Danny McBride, James Franco, Natalie Portman, Eric Bana, and Michelle Williams square off for your ticket money.
Director: David Gordon Green
Cast: James Franco, Danny McBride, Natalie Portman, Zooey Deschanel
Does anyone remember when David Gordon Green was an acclaimed young director drawing comparisons to Terrence Malick for dreamy, haunting films like George Washington and All the Real Girls? Now he's a guy who makes stoner comedies (and, no doubt, a lot more money). Not that there's anything wrong with that, but Pineapple Express was largely forgettable, and Your Highness looks like some sort of unworkable melding of Cheech & Chong and Men in Tights. The cast features the two most overexposed humans of 2011, James Franco and Natalie Portman, along with Danny McBride doing his clueless egotist shtick in a shaky British accent. Not even the presence of my future ex-wife Zooey Deschanel is tempting enough to lure me into this forest of silly anachronisms, cheesy special effects, and armor-clanging slapstick.
Director: Joe Wright
Cast:Eric Bana, Cate Blanchett, Saoirse Ronan
Speaking of Natalie Portman, most of us got our first glimpse of her in The Professional, which is the first movie that comes to mind when I watch the trailer for Hanna. Saoirse Ronan (The Lovely Bones) stars as a teenage girl raised by her secret agent father (Eric Bana) to be a deadly assassin. When Dad disappears, she becomes a thorn in the side of a U.S. intelligence agent (Cate Blanchett, who apparently traded accents with Danny McBride). This kind of action movie seems somewhat outside the comfort zone of director Joe Wright, best known for tonier material like Pride & Prejudice and The Soloist, but I'd certainly give Hanna a shot before the other first-name-only wide release this week, Arthur. You'd have to strap me down Clockwork Orange-style to get me to watch Russell Brand recreating Dudley Moore's greatest hits.

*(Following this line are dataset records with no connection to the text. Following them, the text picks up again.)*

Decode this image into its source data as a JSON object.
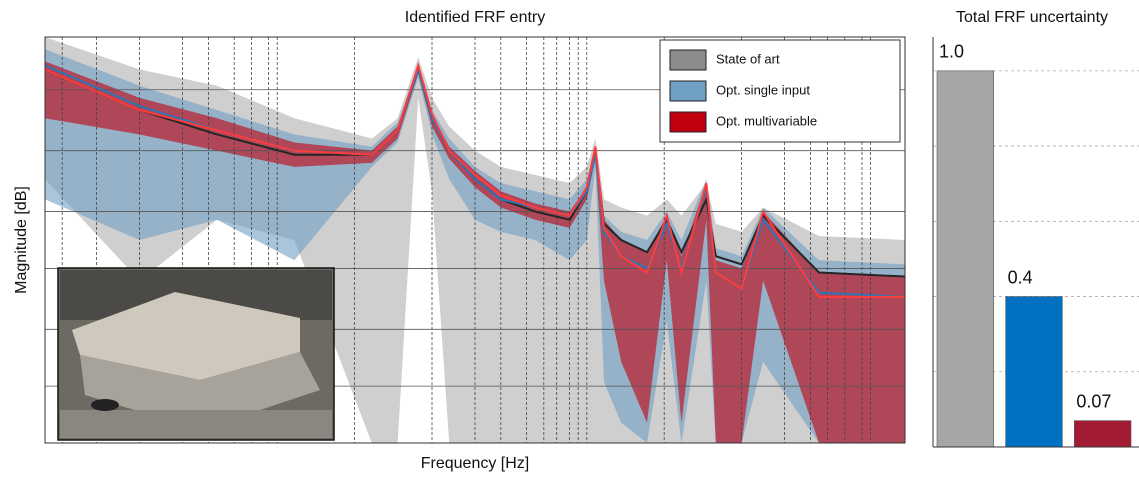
{
  "chart_data": [
    {
      "type": "line",
      "title": "Identified FRF entry",
      "x_label": "Frequency [Hz]",
      "y_label": "Magnitude [dB]",
      "x": [
        0,
        11,
        20,
        29,
        38,
        41,
        43.4,
        45,
        47,
        50,
        53,
        57,
        61,
        63,
        64,
        65,
        67,
        70,
        72.3,
        74,
        76.9,
        78,
        81,
        83.5,
        90,
        100
      ],
      "xlim": [
        0,
        100
      ],
      "ylim": [
        0,
        100
      ],
      "xticks": [
        2,
        6,
        11,
        16,
        19,
        22,
        24,
        26,
        27,
        36,
        45,
        50,
        53,
        56,
        58,
        59.5,
        61,
        62,
        63,
        72,
        81,
        86,
        89,
        91,
        93,
        95,
        96
      ],
      "yticks": [
        14,
        28,
        43,
        57,
        72,
        87
      ],
      "grid": true,
      "legend": "upper right",
      "series": [
        {
          "name": "State of art",
          "color": "#bfbfbf",
          "line_color": "#262626",
          "values": [
            92,
            82,
            76,
            71,
            71,
            77,
            92,
            80,
            72,
            65,
            60,
            57,
            55,
            62,
            72,
            54,
            50,
            47,
            55,
            47,
            60,
            46,
            44,
            56,
            42,
            41
          ],
          "upper": [
            100,
            92,
            88,
            80,
            75,
            80,
            95,
            85,
            78,
            72,
            68,
            66,
            64,
            68,
            75,
            60,
            58,
            56,
            60,
            56,
            64,
            54,
            52,
            58,
            51,
            50
          ],
          "lower": [
            65,
            40,
            55,
            50,
            0,
            0,
            85,
            62,
            0,
            0,
            0,
            0,
            0,
            0,
            0,
            0,
            0,
            0,
            0,
            0,
            0,
            0,
            0,
            0,
            0,
            0
          ]
        },
        {
          "name": "Opt. single input",
          "color": "#6f9fc3",
          "line_color": "#2e75b6",
          "values": [
            93,
            83,
            77,
            72,
            71,
            77,
            92,
            80,
            72,
            65,
            60,
            58,
            56,
            62,
            71,
            52,
            46,
            43,
            54,
            43,
            63,
            42,
            38,
            55,
            37,
            36
          ],
          "upper": [
            97,
            88,
            82,
            76,
            73,
            79,
            93,
            82,
            75,
            68,
            64,
            62,
            60,
            65,
            73,
            56,
            52,
            50,
            57,
            50,
            65,
            48,
            46,
            58,
            45,
            44
          ],
          "lower": [
            60,
            50,
            55,
            45,
            68,
            74,
            90,
            76,
            65,
            55,
            52,
            50,
            45,
            50,
            68,
            15,
            5,
            0,
            30,
            0,
            40,
            0,
            0,
            20,
            0,
            0
          ]
        },
        {
          "name": "Opt. multivariable",
          "color": "#c0000f",
          "line_color": "#ff3b3b",
          "values": [
            92,
            82,
            77,
            72,
            71,
            77,
            93,
            81,
            72,
            66,
            61,
            58,
            56,
            63,
            73,
            53,
            46,
            42,
            56,
            42,
            64,
            42,
            38,
            57,
            36,
            36
          ],
          "upper": [
            94,
            85,
            80,
            74,
            72,
            78,
            93,
            81,
            73,
            67,
            62,
            59,
            57,
            63,
            73,
            55,
            50,
            47,
            56,
            46,
            64,
            45,
            43,
            57,
            42,
            41
          ],
          "lower": [
            80,
            76,
            72,
            68,
            69,
            75,
            91,
            78,
            70,
            63,
            58,
            55,
            53,
            60,
            70,
            40,
            20,
            5,
            45,
            5,
            55,
            0,
            0,
            40,
            0,
            0
          ]
        }
      ]
    },
    {
      "type": "bar",
      "title": "Total FRF uncertainty",
      "categories": [
        null,
        null,
        null
      ],
      "values": [
        1,
        0.4,
        0.07
      ],
      "value_labels": [
        "1.0",
        "0.4",
        "0.07"
      ],
      "colors": [
        "#a6a6a6",
        "#0070c0",
        "#a31a33"
      ],
      "ylim": [
        0,
        1.09
      ],
      "yticks": [
        0,
        0.2,
        0.4,
        0.6,
        0.8,
        1
      ],
      "grid": true
    }
  ]
}
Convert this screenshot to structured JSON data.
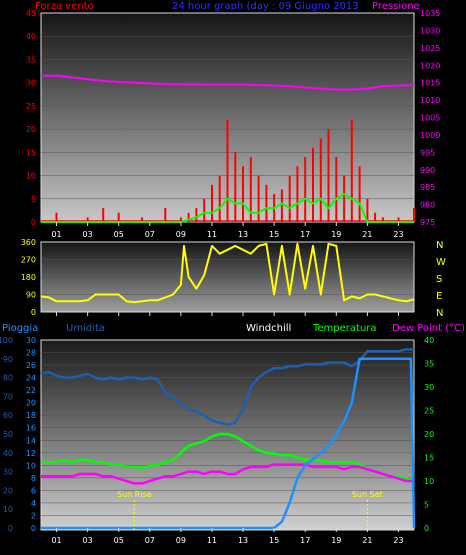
{
  "header": {
    "left_label": "Forza vento",
    "center_label": "24 hour graph (day : 09 Giugno 2013",
    "right_label": "Pressione"
  },
  "bottom_header": {
    "rain_label": "Pioggia",
    "humidity_label": "Umidita",
    "windchill_label": "Windchill",
    "temperature_label": "Temperatura",
    "dewpoint_label": "Dew Point (°C)"
  },
  "sun": {
    "rise_label": "Sun Rise",
    "set_label": "Sun Set",
    "rise_hour": 6,
    "set_hour": 21
  },
  "hour_ticks": [
    "01",
    "03",
    "05",
    "07",
    "09",
    "11",
    "13",
    "15",
    "17",
    "19",
    "21",
    "23"
  ],
  "colors": {
    "wind": "#ff0000",
    "gust": "#00ff00",
    "pressure": "#ff00ff",
    "direction": "#ffff00",
    "rain": "#1e90ff",
    "humidity": "#1f5fb0",
    "temperature": "#00ff00",
    "dewpoint": "#ff00ff",
    "axis_left": "#ff0000",
    "axis_pressure": "#ff00ff",
    "axis_rain": "#1e90ff",
    "axis_temp": "#00ff00",
    "title_blue": "#3030ff"
  },
  "chart_data": [
    {
      "type": "bar",
      "name": "wind-panel",
      "ylim_left": [
        0,
        45
      ],
      "left_ticks": [
        "0",
        "5",
        "10",
        "15",
        "20",
        "25",
        "30",
        "35",
        "40",
        "45"
      ],
      "ylim_right": [
        975,
        1035
      ],
      "right_ticks": [
        "975",
        "980",
        "985",
        "990",
        "995",
        "1000",
        "1005",
        "1010",
        "1015",
        "1020",
        "1025",
        "1030",
        "1035"
      ],
      "wind_speed": {
        "x": [
          0,
          0.5,
          1,
          1.5,
          2,
          2.5,
          3,
          3.5,
          4,
          4.5,
          5,
          5.5,
          6,
          6.5,
          7,
          7.5,
          8,
          8.5,
          9,
          9.5,
          10,
          10.5,
          11,
          11.5,
          12,
          12.5,
          13,
          13.5,
          14,
          14.5,
          15,
          15.5,
          16,
          16.5,
          17,
          17.5,
          18,
          18.5,
          19,
          19.5,
          20,
          20.5,
          21,
          21.5,
          22,
          22.5,
          23,
          23.5,
          24
        ],
        "y": [
          0,
          0,
          2,
          0,
          0,
          0,
          1,
          0,
          3,
          0,
          2,
          0,
          0,
          1,
          0,
          0,
          3,
          0,
          1,
          2,
          3,
          5,
          8,
          10,
          22,
          15,
          12,
          14,
          10,
          8,
          6,
          7,
          10,
          12,
          14,
          16,
          18,
          20,
          14,
          10,
          22,
          12,
          5,
          2,
          1,
          0,
          1,
          0,
          3
        ]
      },
      "wind_gust": {
        "x": [
          0,
          1,
          2,
          3,
          4,
          5,
          6,
          7,
          8,
          9,
          9.5,
          10,
          10.5,
          11,
          11.5,
          12,
          12.5,
          13,
          13.5,
          14,
          14.5,
          15,
          15.5,
          16,
          16.5,
          17,
          17.5,
          18,
          18.5,
          19,
          19.5,
          20,
          20.5,
          21,
          22,
          23,
          24
        ],
        "y": [
          0,
          0,
          0,
          0,
          0,
          0,
          0,
          0,
          0,
          0,
          0.5,
          1,
          2,
          2,
          3,
          5,
          4,
          4,
          2,
          2,
          3,
          3,
          4,
          3,
          4,
          5,
          4,
          5,
          3,
          5,
          6,
          5,
          4,
          0,
          0,
          0,
          0
        ]
      },
      "pressure": {
        "x": [
          0,
          1,
          2,
          3,
          4,
          5,
          6,
          7,
          8,
          9,
          10,
          11,
          12,
          13,
          14,
          15,
          16,
          17,
          18,
          19,
          20,
          21,
          22,
          23,
          24
        ],
        "y": [
          1017,
          1017,
          1016.5,
          1016,
          1015.5,
          1015.2,
          1015,
          1014.8,
          1014.6,
          1014.5,
          1014.5,
          1014.4,
          1014.4,
          1014.4,
          1014.3,
          1014.2,
          1014,
          1013.6,
          1013.3,
          1013,
          1013,
          1013.3,
          1014,
          1014.2,
          1014.3
        ]
      }
    },
    {
      "type": "line",
      "name": "direction-panel",
      "ylim": [
        0,
        360
      ],
      "left_ticks": [
        "0",
        "90",
        "180",
        "270",
        "360"
      ],
      "right_labels": [
        "N",
        "W",
        "S",
        "E",
        "N"
      ],
      "direction": {
        "x": [
          0,
          0.5,
          1,
          1.5,
          2,
          2.5,
          3,
          3.5,
          4,
          4.5,
          5,
          5.5,
          6,
          6.5,
          7,
          7.5,
          8,
          8.5,
          9,
          9.2,
          9.5,
          10,
          10.5,
          11,
          11.5,
          12,
          12.5,
          13,
          13.5,
          14,
          14.5,
          15,
          15.5,
          16,
          16.5,
          17,
          17.5,
          18,
          18.5,
          19,
          19.5,
          20,
          20.5,
          21,
          21.5,
          22,
          22.5,
          23,
          23.5,
          24
        ],
        "y": [
          80,
          75,
          55,
          55,
          55,
          55,
          60,
          90,
          90,
          90,
          90,
          55,
          50,
          55,
          60,
          60,
          75,
          90,
          140,
          340,
          180,
          120,
          190,
          340,
          300,
          320,
          340,
          320,
          300,
          340,
          350,
          90,
          340,
          90,
          350,
          120,
          340,
          90,
          350,
          340,
          60,
          80,
          70,
          90,
          90,
          80,
          70,
          60,
          55,
          65
        ]
      }
    },
    {
      "type": "line",
      "name": "temperature-panel",
      "ylim_rain": [
        0,
        30
      ],
      "rain_ticks": [
        "0",
        "2",
        "4",
        "6",
        "8",
        "10",
        "12",
        "14",
        "16",
        "18",
        "20",
        "22",
        "24",
        "26",
        "28",
        "30"
      ],
      "ylim_humidity": [
        0,
        100
      ],
      "humidity_ticks": [
        "0",
        "10",
        "20",
        "30",
        "40",
        "50",
        "60",
        "70",
        "80",
        "90",
        "100"
      ],
      "ylim_temp": [
        0,
        40
      ],
      "temp_ticks": [
        "0",
        "5",
        "10",
        "15",
        "20",
        "25",
        "30",
        "35",
        "40"
      ],
      "humidity": {
        "x": [
          0,
          0.5,
          1,
          1.5,
          2,
          2.5,
          3,
          3.5,
          4,
          4.5,
          5,
          5.5,
          6,
          6.5,
          7,
          7.5,
          8,
          8.5,
          9,
          9.5,
          10,
          10.5,
          11,
          11.5,
          12,
          12.5,
          13,
          13.5,
          14,
          14.5,
          15,
          15.5,
          16,
          16.5,
          17,
          17.5,
          18,
          18.5,
          19,
          19.5,
          20,
          20.5,
          21,
          21.5,
          22,
          22.5,
          23,
          23.5,
          24
        ],
        "y": [
          82,
          83,
          81,
          80,
          80,
          81,
          82,
          80,
          79,
          80,
          79,
          80,
          80,
          79,
          80,
          79,
          72,
          70,
          66,
          63,
          62,
          60,
          57,
          56,
          55,
          56,
          63,
          75,
          80,
          83,
          85,
          85,
          86,
          86,
          87,
          87,
          87,
          88,
          88,
          88,
          86,
          89,
          94,
          94,
          94,
          94,
          94,
          95,
          95
        ]
      },
      "temperature": {
        "x": [
          0,
          0.5,
          1,
          1.5,
          2,
          2.5,
          3,
          3.5,
          4,
          4.5,
          5,
          5.5,
          6,
          6.5,
          7,
          7.5,
          8,
          8.5,
          9,
          9.5,
          10,
          10.5,
          11,
          11.5,
          12,
          12.5,
          13,
          13.5,
          14,
          14.5,
          15,
          15.5,
          16,
          16.5,
          17,
          17.5,
          18,
          18.5,
          19,
          19.5,
          20,
          20.5,
          21,
          21.5,
          22,
          22.5,
          23,
          23.5,
          24
        ],
        "y": [
          14,
          14,
          14,
          14.5,
          14,
          14.5,
          14.5,
          14,
          14,
          13.5,
          13.5,
          13,
          13,
          12.8,
          13.2,
          13.5,
          14,
          14.5,
          16,
          17.5,
          18,
          18.5,
          19.5,
          20,
          20,
          19.5,
          18.5,
          17.5,
          16.5,
          16,
          15.8,
          15.5,
          15.5,
          15,
          14.5,
          14.5,
          14.3,
          14,
          14,
          14,
          14,
          13.5,
          12.5,
          12,
          11.5,
          11,
          11,
          10.5,
          10
        ]
      },
      "dewpoint": {
        "x": [
          0,
          0.5,
          1,
          1.5,
          2,
          2.5,
          3,
          3.5,
          4,
          4.5,
          5,
          5.5,
          6,
          6.5,
          7,
          7.5,
          8,
          8.5,
          9,
          9.5,
          10,
          10.5,
          11,
          11.5,
          12,
          12.5,
          13,
          13.5,
          14,
          14.5,
          15,
          15.5,
          16,
          16.5,
          17,
          17.5,
          18,
          18.5,
          19,
          19.5,
          20,
          20.5,
          21,
          21.5,
          22,
          22.5,
          23,
          23.5,
          24
        ],
        "y": [
          11,
          11,
          11,
          11,
          11,
          11.5,
          11.5,
          11.5,
          11,
          11,
          10.5,
          10,
          9.5,
          9.5,
          10,
          10.5,
          11,
          11,
          11.5,
          12,
          12,
          11.5,
          12,
          12,
          11.5,
          11.5,
          12.5,
          13,
          13,
          13,
          13.5,
          13.5,
          13.5,
          13.5,
          13.5,
          13,
          13,
          13,
          13,
          12.5,
          13,
          13,
          12.5,
          12,
          11.5,
          11,
          10.5,
          10,
          10
        ]
      },
      "rain": {
        "x": [
          0,
          1,
          2,
          3,
          4,
          5,
          6,
          7,
          8,
          9,
          10,
          11,
          12,
          13,
          14,
          15,
          15.5,
          16,
          16.5,
          17,
          17.5,
          18,
          18.5,
          19,
          19.5,
          20,
          20.5,
          21,
          21.5,
          22,
          23,
          23.8,
          24
        ],
        "y": [
          0,
          0,
          0,
          0,
          0,
          0,
          0,
          0,
          0,
          0,
          0,
          0,
          0,
          0,
          0,
          0,
          1,
          4,
          8,
          10,
          11,
          12,
          13,
          15,
          17,
          20,
          27,
          27,
          27,
          27,
          27,
          27,
          0
        ]
      }
    }
  ]
}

Cast:Michelle Williams, Bruce Greenwood, Paul Dano, Shirley Henderson
I caught this minimalist Western at the Austin Film Festival last fall, and I feel confident in saying it's not for everyone. Michelle Williams reteams with her Wendy and Lucy director Kelly Reichardt for this bleak, claustrophobic tale of survival and desperation on the Oregon Trail. Bruce Greenwood co-stars as a grizzled wilderness guide who may be leading the wagon train to the promised land or to oblivion. It's a study in ambiguity, which doesn't generally spell big business at the box office, but the sun-baked imagery is mesmerizing, the slow build pays off with a perfectly realized finale, and Williams cements her place as one of the best young actresses working today. It requires a bit more patience than something like Your Highness, but the rewards are much greater as well.